Tricky ne fait pas de compromis. Sa discographie en témoigne. La biographie parle paradoxalement assez peu de ses albums. Quelques pages sur Nearly God et Pre-Millenium Tension, puis on passe assez vite sur Angels With Dirty Faces et Juxtapose, avant le « retour de flamme » sur le collaboratif (et donc plus commercial) Blowback. Tricky n’a pas à insister sur la valeur de son œuvre et on reste un peu sur notre faim quant à l’exploration de ses intentions. Hell Is Round The Corner évoque plus le comment que le pourquoi. C’est la limite des autobiographies par rapport aux biographies. Mais l’ensemble reste passionnant. Le séjour parisien, et notamment sa longue résidence au 104, dans le XIXème arrondissement de Paris, offrent quelques jolies pages, émouvantes et combatives pour qui a pu traîner là durant ces années-là. La réalité était moins rose et plus toxique. Tricky affirme à travers les différents épisodes sa nature généreuse et son « bon fond ». C’est ce qu’il faut retenir. On peut être une canaille parmi les canailles et pas l’être tant que ça.
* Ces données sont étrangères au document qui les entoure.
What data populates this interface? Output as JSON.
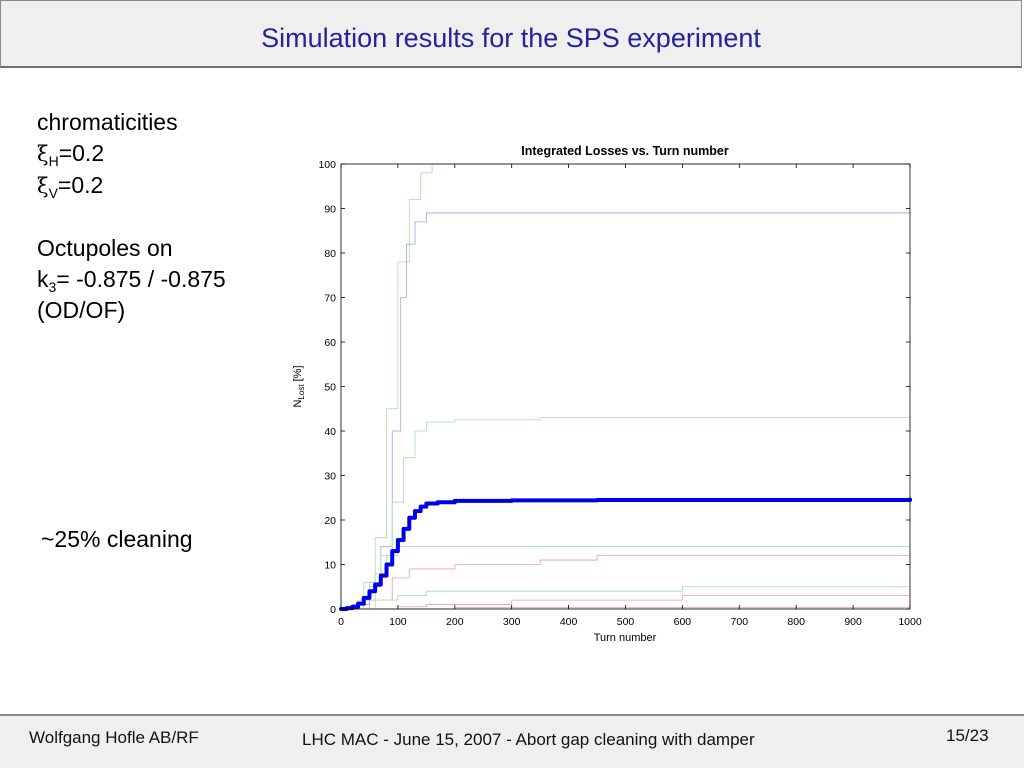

Hell Is Round The Corner est une biographie « à l’américaine » où la rédemption et l’amélioration de l’homme sont normalement au bout du tunnel. Tricky grandit. Il analyse. Il apprend. Ce mouvement enrichissant qui aurait pu nous faire croire à la bonté de la nature humaine se ramasse sur les derniers mots, lorsque la fille du chanteur, Mazy, se suicide et laisse cette belle histoire se fracasser sur une béance, un trou noir moche et béant, qui absorbe par sa brutalité et son absurdité, tout ce qu’on pensait avoir retenu. Tricky est, avec ou sans biographie, l’un des personnages importants de notre présent musical. Son témoignage est, par-delà son destin, est une fabuleuse illustration de ce qu’est un homme libre de faire le bien et le con à la fois, le beau et le bête, le sublime et le moins glorieux. L’ouvrage invite à réécouter l’œuvre et à essayer de mesurer qui de l’homme ou de son art est le plus grand et dépasse l’autre.